Il fallait la vieille garde pour empêcher les prussiens de passer, en colonne nous avancions, le combat était terrible, les rangs s’amenuisaient, je ne voyais personne, j’avançais vers mon destin, j’étais ivre de colère, j’ allais mourir c’était une certitude. Mais enfin c’etaitt  les prussiens qui cédaient, le général Pelet avait  bien mérité de l’empire et sans doute nous aussi. Il manquait un élément à notre victoire et cet élément était le corps de Grouchy si il arrivait, nous avions  la victoire.

Mais il n’arriva pas et  là la nuit allait bientôt tomber, il fallait vaincre et passer sur le ventre des anglais, le reste de la garde allait s’en charger, moi j’étais en deuxième ligne.

Des soldats isolés s’agrégèrent à nous pour vaincre ou mourir. La garde donna, trompettes et tambours, drapeaux au vent nous avancions c’était terrible et autour de nous le duel d’artillerie continuait. Les blessés à notre vue reprirent courage et crièrent vive l’empereur.

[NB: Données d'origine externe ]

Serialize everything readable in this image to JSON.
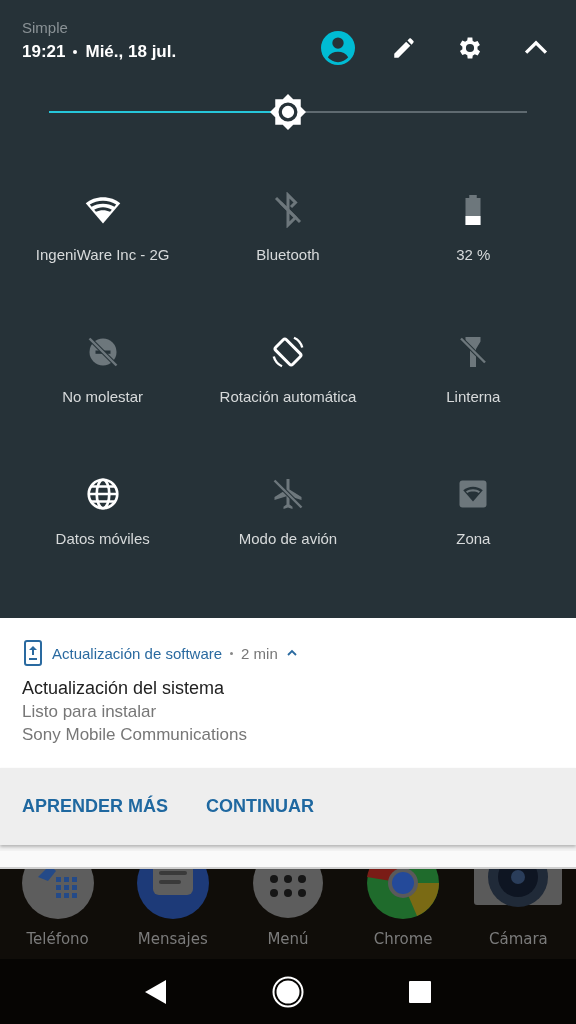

Toujours avançant, notre batterie d’artillerie se tut, laissant la place à celle des anglais qui nous mâchaient de leurs tirs précis. Nous étions de moins en moins, des lignes d’hommes s’abattaient comme des blés sous la tempête.

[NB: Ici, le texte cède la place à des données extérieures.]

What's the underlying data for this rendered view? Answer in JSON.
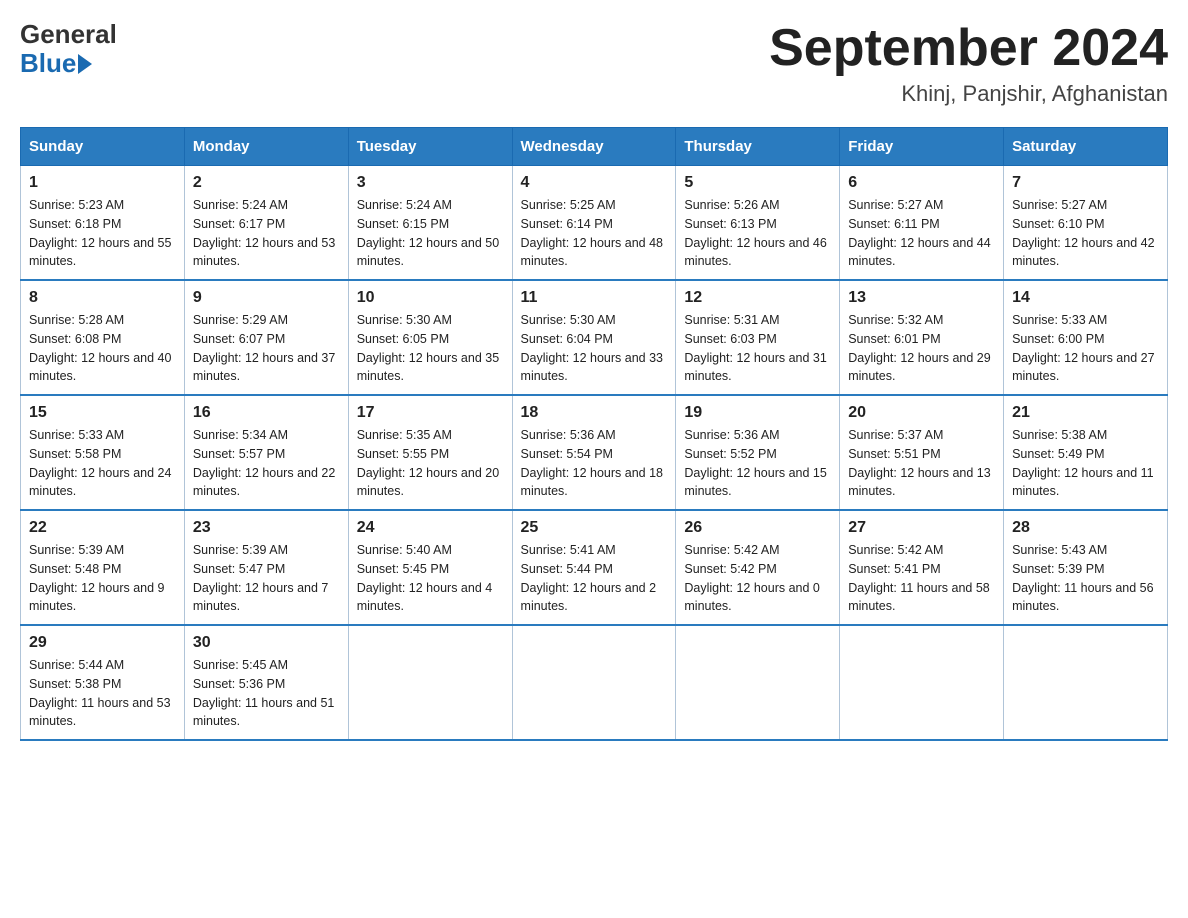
{
  "header": {
    "logo_general": "General",
    "logo_blue": "Blue",
    "title": "September 2024",
    "subtitle": "Khinj, Panjshir, Afghanistan"
  },
  "weekdays": [
    "Sunday",
    "Monday",
    "Tuesday",
    "Wednesday",
    "Thursday",
    "Friday",
    "Saturday"
  ],
  "weeks": [
    [
      {
        "day": "1",
        "sunrise": "5:23 AM",
        "sunset": "6:18 PM",
        "daylight": "12 hours and 55 minutes."
      },
      {
        "day": "2",
        "sunrise": "5:24 AM",
        "sunset": "6:17 PM",
        "daylight": "12 hours and 53 minutes."
      },
      {
        "day": "3",
        "sunrise": "5:24 AM",
        "sunset": "6:15 PM",
        "daylight": "12 hours and 50 minutes."
      },
      {
        "day": "4",
        "sunrise": "5:25 AM",
        "sunset": "6:14 PM",
        "daylight": "12 hours and 48 minutes."
      },
      {
        "day": "5",
        "sunrise": "5:26 AM",
        "sunset": "6:13 PM",
        "daylight": "12 hours and 46 minutes."
      },
      {
        "day": "6",
        "sunrise": "5:27 AM",
        "sunset": "6:11 PM",
        "daylight": "12 hours and 44 minutes."
      },
      {
        "day": "7",
        "sunrise": "5:27 AM",
        "sunset": "6:10 PM",
        "daylight": "12 hours and 42 minutes."
      }
    ],
    [
      {
        "day": "8",
        "sunrise": "5:28 AM",
        "sunset": "6:08 PM",
        "daylight": "12 hours and 40 minutes."
      },
      {
        "day": "9",
        "sunrise": "5:29 AM",
        "sunset": "6:07 PM",
        "daylight": "12 hours and 37 minutes."
      },
      {
        "day": "10",
        "sunrise": "5:30 AM",
        "sunset": "6:05 PM",
        "daylight": "12 hours and 35 minutes."
      },
      {
        "day": "11",
        "sunrise": "5:30 AM",
        "sunset": "6:04 PM",
        "daylight": "12 hours and 33 minutes."
      },
      {
        "day": "12",
        "sunrise": "5:31 AM",
        "sunset": "6:03 PM",
        "daylight": "12 hours and 31 minutes."
      },
      {
        "day": "13",
        "sunrise": "5:32 AM",
        "sunset": "6:01 PM",
        "daylight": "12 hours and 29 minutes."
      },
      {
        "day": "14",
        "sunrise": "5:33 AM",
        "sunset": "6:00 PM",
        "daylight": "12 hours and 27 minutes."
      }
    ],
    [
      {
        "day": "15",
        "sunrise": "5:33 AM",
        "sunset": "5:58 PM",
        "daylight": "12 hours and 24 minutes."
      },
      {
        "day": "16",
        "sunrise": "5:34 AM",
        "sunset": "5:57 PM",
        "daylight": "12 hours and 22 minutes."
      },
      {
        "day": "17",
        "sunrise": "5:35 AM",
        "sunset": "5:55 PM",
        "daylight": "12 hours and 20 minutes."
      },
      {
        "day": "18",
        "sunrise": "5:36 AM",
        "sunset": "5:54 PM",
        "daylight": "12 hours and 18 minutes."
      },
      {
        "day": "19",
        "sunrise": "5:36 AM",
        "sunset": "5:52 PM",
        "daylight": "12 hours and 15 minutes."
      },
      {
        "day": "20",
        "sunrise": "5:37 AM",
        "sunset": "5:51 PM",
        "daylight": "12 hours and 13 minutes."
      },
      {
        "day": "21",
        "sunrise": "5:38 AM",
        "sunset": "5:49 PM",
        "daylight": "12 hours and 11 minutes."
      }
    ],
    [
      {
        "day": "22",
        "sunrise": "5:39 AM",
        "sunset": "5:48 PM",
        "daylight": "12 hours and 9 minutes."
      },
      {
        "day": "23",
        "sunrise": "5:39 AM",
        "sunset": "5:47 PM",
        "daylight": "12 hours and 7 minutes."
      },
      {
        "day": "24",
        "sunrise": "5:40 AM",
        "sunset": "5:45 PM",
        "daylight": "12 hours and 4 minutes."
      },
      {
        "day": "25",
        "sunrise": "5:41 AM",
        "sunset": "5:44 PM",
        "daylight": "12 hours and 2 minutes."
      },
      {
        "day": "26",
        "sunrise": "5:42 AM",
        "sunset": "5:42 PM",
        "daylight": "12 hours and 0 minutes."
      },
      {
        "day": "27",
        "sunrise": "5:42 AM",
        "sunset": "5:41 PM",
        "daylight": "11 hours and 58 minutes."
      },
      {
        "day": "28",
        "sunrise": "5:43 AM",
        "sunset": "5:39 PM",
        "daylight": "11 hours and 56 minutes."
      }
    ],
    [
      {
        "day": "29",
        "sunrise": "5:44 AM",
        "sunset": "5:38 PM",
        "daylight": "11 hours and 53 minutes."
      },
      {
        "day": "30",
        "sunrise": "5:45 AM",
        "sunset": "5:36 PM",
        "daylight": "11 hours and 51 minutes."
      },
      null,
      null,
      null,
      null,
      null
    ]
  ]
}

Puis soudain des cris, » la garde recule, la garde recule », ce ne fut  plus qu’une panique généralisée, les troupes refluaient. Les anglais maintenant avançaient, la digue était rompue, rien ne put arrêter l’ennemi.

Nous ferraillâmes sec, tirions, chargions pour nous dégager, mais toujours nous reculions. Nous n’étions plus que poussière poussés par un mauvais vent.

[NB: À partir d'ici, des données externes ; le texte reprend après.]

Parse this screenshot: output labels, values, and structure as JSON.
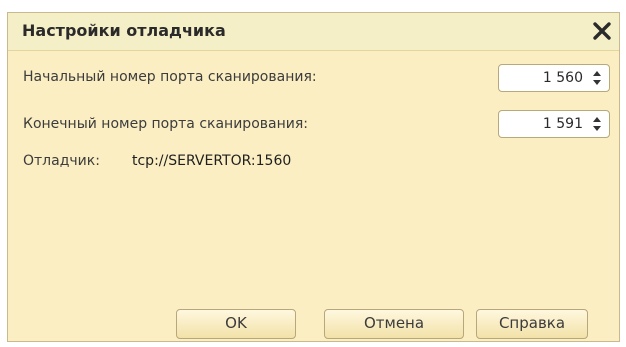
{
  "dialog": {
    "title": "Настройки отладчика",
    "close_icon": "close-icon"
  },
  "fields": {
    "start_port_label": "Начальный номер порта сканирования:",
    "start_port_value": "1 560",
    "end_port_label": "Конечный номер порта сканирования:",
    "end_port_value": "1 591"
  },
  "debugger": {
    "label": "Отладчик:",
    "value": "tcp://SERVERTOR:1560"
  },
  "buttons": {
    "ok": "OK",
    "cancel": "Отмена",
    "help": "Справка"
  },
  "colors": {
    "dialog_background": "#fbeec3",
    "title_background": "#f5efc8",
    "button_background": "#f6e8b8"
  }
}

J’étais dans un carré on se défendait pieds à pieds, puis tout se désagrégea, comme les autres je me dispersais, nous étions je crois près de Belle Alliance, nous courions vers l’arrière, la garde pour la première fois avait craqué, nous ne réfléchissons plus, fuir, vivre, où était l’empereur, où étaient les généraux.

Au loin nous entendions la grenadière qui sonnait un rassemblement lugubre, mais nous courions toujours  toujours, il y avait des soldats partout, en loque, effarés, hébétés. Un lignard nous avisa que les prussiens pour se venger fusillaient les soldats de la garde, alors nous empruntions des capotes de lignards à des morts pour nous fondre dans la vague de cette marée descendante.

On arriva à Charleroi,  la panique était généralisée, mais peu à peu les officiers nous regroupèrent, reformèrent des bataillons. Un semblant de garde impériale se reforma et empêcha les lignards de continuer à fuir.

L’armée était encore impressionnante par son nombre mais la défaite était là

Le 21 juin nous étions à Laon,le maréchal Soult était là et réorganisait les troupes. Il restait 6000 hommes à la garde impériale.

Le lendemain nous apprenions que Napoléon avait  abdiqué pour son fils, tout cela pour ça, des milliers de morts pour un enfant au main de l’empereur d’Autriche et au sein de la salope à Neipperg.

J’en pleurais de rage, je criais à la trahison, certains brisèrent leurs armes d’autres s’en allèrent. Ce fut le général  Roguet qui remit un peu d’ordre.

On arriva près de Paris, la faim était toujours là,  voici 14 jours qu’on avait quasiment  le ventre vide, on visita illégalement quelques maisons et on se précipita dans les cabarets. Notre faiblesse entraina l’ivresse et les bagarres.

Tous nous étions  sous Paris prêt à en découdre, nous venger et défendre notre pays, mais l’empereur n’était plus là et sans lui.

Puis tout alla très vite, trop vite, l’empereur allait quitter la France et nous on se retirait derrière la Loire pour être licenciés.